I've committed to buying a 1986 Starwind 19 and came across your posting. Did you ever figure out what was up with the lead shot in the bilge? It looks like a great boat but I want to know if there are any skeletons in the closet (or bilge) that I should know about.

Thank you!!!!

Melanie


----------



## snider (Jun 26, 2006)

*Great Boat!!*

I just sold the 19 and bought a Starwind 223. The 19 is a great boat!! I sailed her engineless for almost a year in Charleston harbor and offshore outside the jetties. The boat will sail in almost anything with just working sails, get a nylon sail and if its blowing you're sailing. Did a lot of overnight trips, perfect for that. Not to bad to step the mast and load from a landing either. Very happpy with that boat and would recommend one in a heartbeat. I sailed it out of Shalot inlet in NC once, conditions were a lot rougher than I thought, the boat handled it a lot better than me. Send me a message if you have any questions. Brandon


----------



## TSOJOURNER (Dec 16, 1999)

Hi there!

Thanks for the info a few weeks back. We have since bought the boat, launched her once, discovered some leaks where the caulking was coming off around the cockpit drains, and are now repainting her and working on projects.

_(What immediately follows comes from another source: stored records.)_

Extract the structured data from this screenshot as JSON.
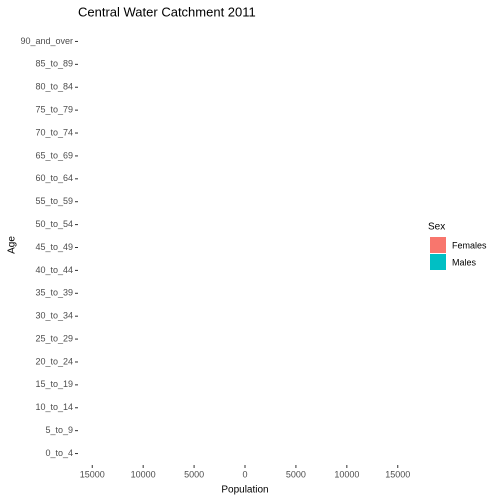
{
  "chart_data": {
    "type": "bar",
    "orientation": "horizontal",
    "title": "Central Water Catchment  2011",
    "x_label": "Population",
    "y_label": "Age",
    "legend_title": "Sex",
    "categories": [
      "0_to_4",
      "5_to_9",
      "10_to_14",
      "15_to_19",
      "20_to_24",
      "25_to_29",
      "30_to_34",
      "35_to_39",
      "40_to_44",
      "45_to_49",
      "50_to_54",
      "55_to_59",
      "60_to_64",
      "65_to_69",
      "70_to_74",
      "75_to_79",
      "80_to_84",
      "85_to_89",
      "90_and_over"
    ],
    "series": [
      {
        "name": "Females",
        "color": "#F8766D",
        "values": [
          null,
          null,
          null,
          null,
          null,
          null,
          null,
          null,
          null,
          null,
          null,
          null,
          null,
          null,
          null,
          null,
          null,
          null,
          null
        ]
      },
      {
        "name": "Males",
        "color": "#00BFC4",
        "values": [
          null,
          null,
          null,
          null,
          null,
          null,
          null,
          null,
          null,
          null,
          null,
          null,
          null,
          null,
          null,
          null,
          null,
          null,
          null
        ]
      }
    ],
    "xlim": [
      -16400,
      16400
    ],
    "xticks": [
      {
        "value": -15000,
        "label": "15000"
      },
      {
        "value": -10000,
        "label": "10000"
      },
      {
        "value": -5000,
        "label": "5000"
      },
      0,
      5000,
      10000,
      15000
    ],
    "grid": false,
    "legend": "right"
  }
}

This may be a stupid question, but I have been trying to figure out where the centerboard pin is...I can't seem to locate it, and I want to be able to check it out and at least make sure it's in one piece.

Any tips are appreciated! I am new to trailer-sailing, so have a lot to learn!

Cheers,
Melanie


----------



## jkimberly (Jun 18, 2008)

I had a Starwind 19 for 5 years, sailing it in all kinds of weather on Long Island sound. Great boat, always took more than I was able to!

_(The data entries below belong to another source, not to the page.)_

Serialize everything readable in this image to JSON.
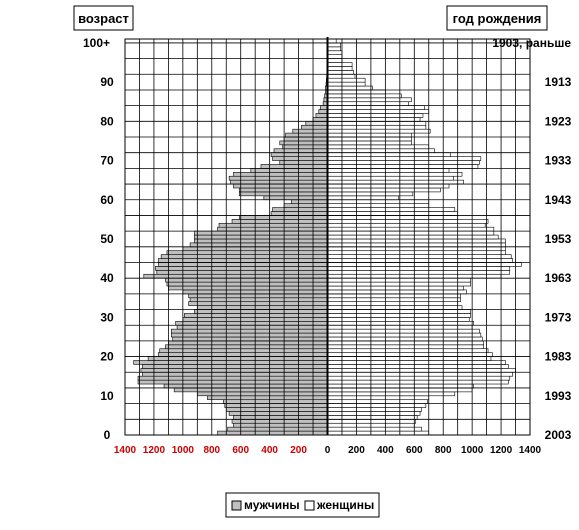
{
  "chart_data": {
    "type": "bar",
    "orientation": "horizontal",
    "layout": "population-pyramid",
    "box_left_label": "возраст",
    "box_right_label": "год рождения",
    "age_tick_labels": [
      "0",
      "10",
      "20",
      "30",
      "40",
      "50",
      "60",
      "70",
      "80",
      "90",
      "100+"
    ],
    "year_tick_labels": [
      "2003",
      "1993",
      "1983",
      "1973",
      "1963",
      "1953",
      "1943",
      "1933",
      "1923",
      "1913",
      "1903, раньше"
    ],
    "x_tick_labels_left": [
      "1400",
      "1200",
      "1000",
      "800",
      "600",
      "400",
      "200"
    ],
    "x_tick_labels_right": [
      "0",
      "200",
      "400",
      "600",
      "800",
      "1000",
      "1200",
      "1400"
    ],
    "x_range": [
      -1400,
      1400
    ],
    "grid": true,
    "legend_position": "bottom-center",
    "colors": {
      "men": "#c0c0c0",
      "women": "#ffffff",
      "axis_label_left": "#cc0000",
      "axis_label_right": "#000000",
      "grid": "#000000"
    },
    "series": [
      {
        "name": "мужчины",
        "values": [
          760,
          690,
          650,
          660,
          650,
          680,
          700,
          710,
          720,
          830,
          900,
          1060,
          1130,
          1310,
          1310,
          1280,
          1290,
          1280,
          1340,
          1240,
          1170,
          1160,
          1120,
          1100,
          1070,
          1080,
          1080,
          1040,
          1050,
          1000,
          990,
          920,
          900,
          960,
          950,
          960,
          1000,
          1100,
          1110,
          1120,
          1270,
          1180,
          1190,
          1170,
          1170,
          1150,
          1110,
          1000,
          950,
          920,
          920,
          920,
          760,
          750,
          660,
          610,
          390,
          380,
          300,
          250,
          440,
          610,
          610,
          650,
          670,
          680,
          650,
          530,
          460,
          330,
          380,
          390,
          370,
          310,
          330,
          300,
          290,
          240,
          180,
          150,
          100,
          80,
          60,
          50,
          30,
          25,
          20,
          15,
          15,
          10,
          8,
          6,
          5,
          4,
          3,
          2,
          2,
          1,
          1,
          1,
          2
        ]
      },
      {
        "name": "женщины",
        "values": [
          700,
          650,
          600,
          610,
          620,
          640,
          650,
          680,
          690,
          700,
          880,
          1000,
          1010,
          1250,
          1260,
          1280,
          1300,
          1250,
          1230,
          1130,
          1140,
          1110,
          1080,
          1080,
          1070,
          1060,
          1050,
          1000,
          1010,
          980,
          990,
          990,
          930,
          900,
          920,
          920,
          960,
          940,
          990,
          990,
          1200,
          1260,
          1260,
          1340,
          1280,
          1270,
          1230,
          1230,
          1230,
          1230,
          1180,
          1150,
          1150,
          1090,
          1110,
          900,
          900,
          880,
          700,
          700,
          490,
          590,
          780,
          840,
          940,
          870,
          930,
          840,
          1040,
          1050,
          1060,
          850,
          740,
          700,
          580,
          580,
          580,
          710,
          680,
          680,
          640,
          660,
          700,
          670,
          560,
          580,
          510,
          400,
          310,
          260,
          260,
          190,
          180,
          170,
          170,
          100,
          100,
          100,
          90,
          90,
          60
        ]
      }
    ]
  }
}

There are molded lead blocks positioned around the top of the keel visable through the access port in the sole. This access port is a round 6" port located in the area under the V-berth drop in and allows you to visually check the bilge. The PO most likely decided to 'up' the amount of balast and used lead shot, simply pouring it into this area - bad! It'll shift and stays wet.

The keel pin is located directly under the access port - look for two (one on either side of the keel) puttied over holes. On mine someone had backfilled the bolt holes with something (5200?) which made removal a LARGE task. As I had minimal play in the swing keel, I wisely(?) decided to leave well enough alone! Trying to get the pin out through the 6" round hole is a task I would not want to try anywhere near sailing season as it could take quite a lot of beer to see it through 

Enjoy the Starwind, I always did. Easy to trailer and a cinch to setup the mast singlehanded. Pointed well and always took more sea than I was comfortable with. Could be a little 'tippy' though (or maybe it was me?).

Fairwinds!

john


----------



## TSOJOURNER (Dec 16, 1999)

*Thank you!*

Thank you, John!

I was hoping and praying that those two bolts didn't have anything to do with it (nothing like a little denial!), because mine look like they will be a bear to get out. It's inevitable that it's going to have to be done at some point, as this is a 1986 boat and I'm sure the pin has never been replaced. But for now it seems to be fine--I'll leave well enough alone as long as I can!

Thanks for the help!

Melanie


----------



## tbatema (Aug 2, 2000)

Ok long time no posting.
this tread is somewhat old but here goes. I have the '83 model made by Wellcraft. you need to look under the Mast step and look for deck delamination around the step and watch for Rot as they used plywood as stiffining material. I pulled all that out and replaced with Fiberclass Boards.


----------



## dave shivers (Aug 9, 2011)

*starwind 19*

HEllo, I just got a 19...... Was wondering how hard it is to capsize.
Thanks,
Dave


----------



## snider (Jun 26, 2006)

I know this is an old thread. Everything comes full circle. I just bought another Starwind 19. I loved that little boat. I have two kids now, 3 and 4. When they were born I couldn't justify marina fees for a few years of minimal use, so I sold the Beneteau First 235 that I had. This one was a decent deal, and in better shape than my previous one. I do have a few projects ahead of me, but it's sailable as is. 

To your question, I read of one capsizing while either at a dock or on a mooring, I'm not sure. A gust was reported at 140 mph. Generally in my experience the boat rounds up pretty gently if over powered. I do plan on adding a spinnaker eventually. My only grip is that my local racing club has a 22ft minimum. Maybe when the kids are older I'll get a j27 or 29, but for the next few years we'll be enjoying this little boat, and bring it back up to top notch. 

Brandon
Charleston, SC


----------